THE REAGAN ADMINISTRATION is rowing hard but losing way against the protectionist storm it expects to hit when Congress returns today. In moves designed to assuage the trade-jarring bent of a Congress now wholly controlled by the Democrats, it has in the last few days:

* Announced that it will impose 200 percent duties on European Community cheese, white wine, brandy, gin and other farm products in retaliation for a rise in Spanish feed-grain tariffs when Spain joined the EC. The EC in turn said it would retaliate against the U.S. move.* Pressured Canada into imposing a 15 percent tax on softwood lumber destined for the United States. The lumber industry in this country had sought to bar imports from Canada because of what it claimed was a hidden subsidy, the lower costs at which Canadian loggers could buy timber from provincial- owned forests.

* Lifted from Nicaragua, Paraguay and Romania, because of their violation of worker and human rights, the duty-free entry for goods extended to some 140 developing countries under the General System of Preferences. Taiwan, South Korea, Mexico and Brazil, all of whom had been expected to feel the sting of U.S. GSP, escaped.

* Promised to decide by Jan. 19 whether to continue export controls on products shipped to countries that violate human rights or sponsor international terrorism. Among the most controversial is a ban on the sale of oil and gas equipment to the Soviet Union.

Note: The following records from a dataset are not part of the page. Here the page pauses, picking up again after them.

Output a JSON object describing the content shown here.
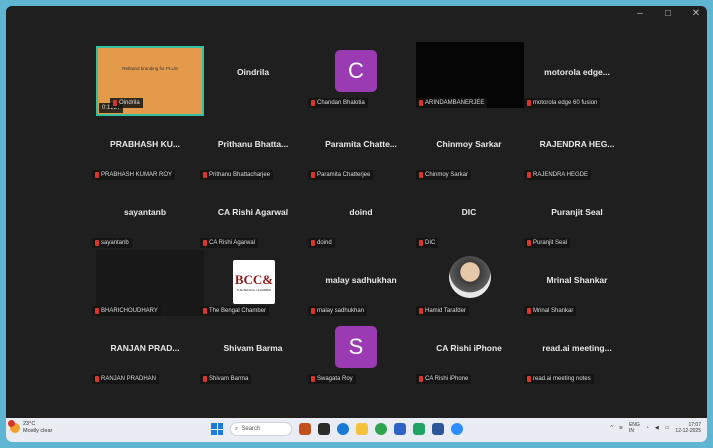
{
  "window": {
    "controls": [
      "–",
      "□",
      "✕"
    ]
  },
  "shared_screen": {
    "caption": "Rebrand branding for PLUS",
    "timer": "0:1227"
  },
  "tiles": [
    {
      "id": "t1",
      "center_name": "",
      "label": "Oindrila"
    },
    {
      "id": "t2",
      "center_name": "Oindrila",
      "label": ""
    },
    {
      "id": "t3",
      "center_name": "",
      "label": "Chandan Bhalotia",
      "avatar_letter": "C",
      "avatar_color": "#9b3bb4"
    },
    {
      "id": "t4",
      "center_name": "",
      "label": "ARINDAMBANERJEE"
    },
    {
      "id": "t5",
      "center_name": "motorola edge...",
      "label": "motorola edge 60 fusion"
    },
    {
      "id": "t6",
      "center_name": "PRABHASH KU...",
      "label": "PRABHASH KUMAR ROY"
    },
    {
      "id": "t7",
      "center_name": "Prithanu Bhatta...",
      "label": "Prithanu Bhattacharjee"
    },
    {
      "id": "t8",
      "center_name": "Paramita Chatte...",
      "label": "Paramita Chatterjee"
    },
    {
      "id": "t9",
      "center_name": "Chinmoy Sarkar",
      "label": "Chinmoy Sarkar"
    },
    {
      "id": "t10",
      "center_name": "RAJENDRA HEG...",
      "label": "RAJENDRA HEGDE"
    },
    {
      "id": "t11",
      "center_name": "sayantanb",
      "label": "sayantanb"
    },
    {
      "id": "t12",
      "center_name": "CA Rishi Agarwal",
      "label": "CA Rishi Agarwal"
    },
    {
      "id": "t13",
      "center_name": "doind",
      "label": "doind"
    },
    {
      "id": "t14",
      "center_name": "DIC",
      "label": "DIC"
    },
    {
      "id": "t15",
      "center_name": "Puranjit Seal",
      "label": "Puranjit Seal"
    },
    {
      "id": "t16",
      "center_name": "",
      "label": "BHARICHOUDHARY"
    },
    {
      "id": "t17",
      "center_name": "",
      "label": "The Bengal Chamber"
    },
    {
      "id": "t18",
      "center_name": "malay sadhukhan",
      "label": "malay sadhukhan"
    },
    {
      "id": "t19",
      "center_name": "",
      "label": "Hamid Tarafder"
    },
    {
      "id": "t20",
      "center_name": "Mrinal Shankar",
      "label": "Mrinal Shankar"
    },
    {
      "id": "t21",
      "center_name": "RANJAN PRAD...",
      "label": "RANJAN PRADHAN"
    },
    {
      "id": "t22",
      "center_name": "Shivam Barma",
      "label": "Shivam Barma"
    },
    {
      "id": "t23",
      "center_name": "",
      "label": "Swagata Roy",
      "avatar_letter": "S",
      "avatar_color": "#9b3bb4"
    },
    {
      "id": "t24",
      "center_name": "CA Rishi iPhone",
      "label": "CA Rishi iPhone"
    },
    {
      "id": "t25",
      "center_name": "read.ai meeting...",
      "label": "read.ai meeting notes"
    }
  ],
  "bcc_logo": {
    "text": "BCC&",
    "subtext": "THE BENGAL CHAMBER"
  },
  "taskbar": {
    "weather_temp": "23°C",
    "weather_desc": "Mostly clear",
    "search_placeholder": "Search",
    "lang": "ENG",
    "region": "IN",
    "time": "17:07",
    "date": "12-12-2025"
  }
}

Oil state senators and representatives have been urging that the ban be lifted.

Set against these efforts to win friends on Capitol Hill was the devastating news that the nation's trade deficit in November had surged to $19.2 billion, a new record, and up from the previous peak of $16 billion in July. There was a mitigating circumstance. The record deficit resulted from a sharp increase in imports, which rose to $37.8 billion from $31.4 billion the month before - something explained only in part by a rush of importers to get under the wire before the imposition of a 0.22 percent Customs Service user fee Dec. 1.

Against this, however, was the upward revision of the October deficit to $14.7 billion from an initial $12.1 billion. As a result, what seemed to be a three-month August-October decline was a plateau, higher in fact than the May- July average.

The news has significance to things other than the debate over protectionism. Expectations of a drop in the trade deficit are the foundation for the administration's - and most private forecasters' - predictions of a strong 1987 economy. And such forecasts are the linchpin to hopes of reducing the budget deficit.

What fanciful ideas the Reagan people will come up with next becomes more and more intriguing.